Yesterday evening I tended my garden with a childhood song going through my head: “I’m a lonely little petunia in an onion patch.” (Yes, they don’t write ’em the way they used to.) It played itself mercilessly, grindingly, until I had to wonder why. With neither petunias nor onions before me, why was that lonely little petunia singing its country heart out in my head?
Why did I even have to ask? I’ve been thinking about loneliness. And about aloneness. Being alone is not the same as feeling lonely any more than being with others is the same as not feeling lonely. But both have been orbiting in my thoughts, like phasing moons.
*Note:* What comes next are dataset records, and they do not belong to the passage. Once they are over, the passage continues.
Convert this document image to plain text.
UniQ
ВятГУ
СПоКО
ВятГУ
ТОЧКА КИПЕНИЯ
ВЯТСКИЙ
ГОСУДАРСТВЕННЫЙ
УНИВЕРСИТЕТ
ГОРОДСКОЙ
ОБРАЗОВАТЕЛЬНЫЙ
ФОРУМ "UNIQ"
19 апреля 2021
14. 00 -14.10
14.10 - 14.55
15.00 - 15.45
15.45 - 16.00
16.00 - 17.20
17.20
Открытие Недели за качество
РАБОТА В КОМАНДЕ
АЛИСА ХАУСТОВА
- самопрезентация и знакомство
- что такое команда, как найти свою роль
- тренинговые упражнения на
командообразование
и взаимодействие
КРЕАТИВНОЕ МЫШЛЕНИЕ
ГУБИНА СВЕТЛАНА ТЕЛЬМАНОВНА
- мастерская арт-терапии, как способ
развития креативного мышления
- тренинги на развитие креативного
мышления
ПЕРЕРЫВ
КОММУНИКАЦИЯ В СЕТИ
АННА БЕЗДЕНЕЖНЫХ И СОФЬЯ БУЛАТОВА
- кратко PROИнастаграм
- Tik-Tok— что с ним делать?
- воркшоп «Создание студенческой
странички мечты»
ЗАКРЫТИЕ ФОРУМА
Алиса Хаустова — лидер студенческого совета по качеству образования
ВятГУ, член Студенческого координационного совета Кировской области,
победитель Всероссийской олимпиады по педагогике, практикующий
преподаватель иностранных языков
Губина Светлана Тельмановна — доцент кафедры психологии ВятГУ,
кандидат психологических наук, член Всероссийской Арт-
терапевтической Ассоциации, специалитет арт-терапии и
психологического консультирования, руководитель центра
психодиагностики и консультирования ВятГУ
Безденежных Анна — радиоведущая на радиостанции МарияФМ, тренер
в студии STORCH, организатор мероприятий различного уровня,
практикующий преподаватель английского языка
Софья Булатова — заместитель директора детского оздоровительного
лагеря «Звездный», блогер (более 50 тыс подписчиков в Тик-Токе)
The other day I heard friends talk about taking risks, about making choices without a clear vision of consequences, about holding to principles. Each owning her singular way. Each her own petunia in her own onion patch.
I just lived through three weeks without family nearby. They were gone, and I was terrified. I hope it didn’t show. But the time was instructive. I learned that a long time living without family nearby is just as scary as thinking about it. Onions to the horizon. And me, petunia.
Mine was the voice singing that redundant song. On some level, I had embraced my inner petunia.
I think loneliness and aloneness are not avoidable, and I also think we need not run from them. To know ourselves, we must be alone and must feel lonely — sometimes. Aloneness is harder for some than for others, to be sure, but loneliness is hard for everyone. That singing petunia was plaintively human. And insistent in my head.
It sang of life. Much as we need other petunias, it’s the onions that teach us our lives are on us.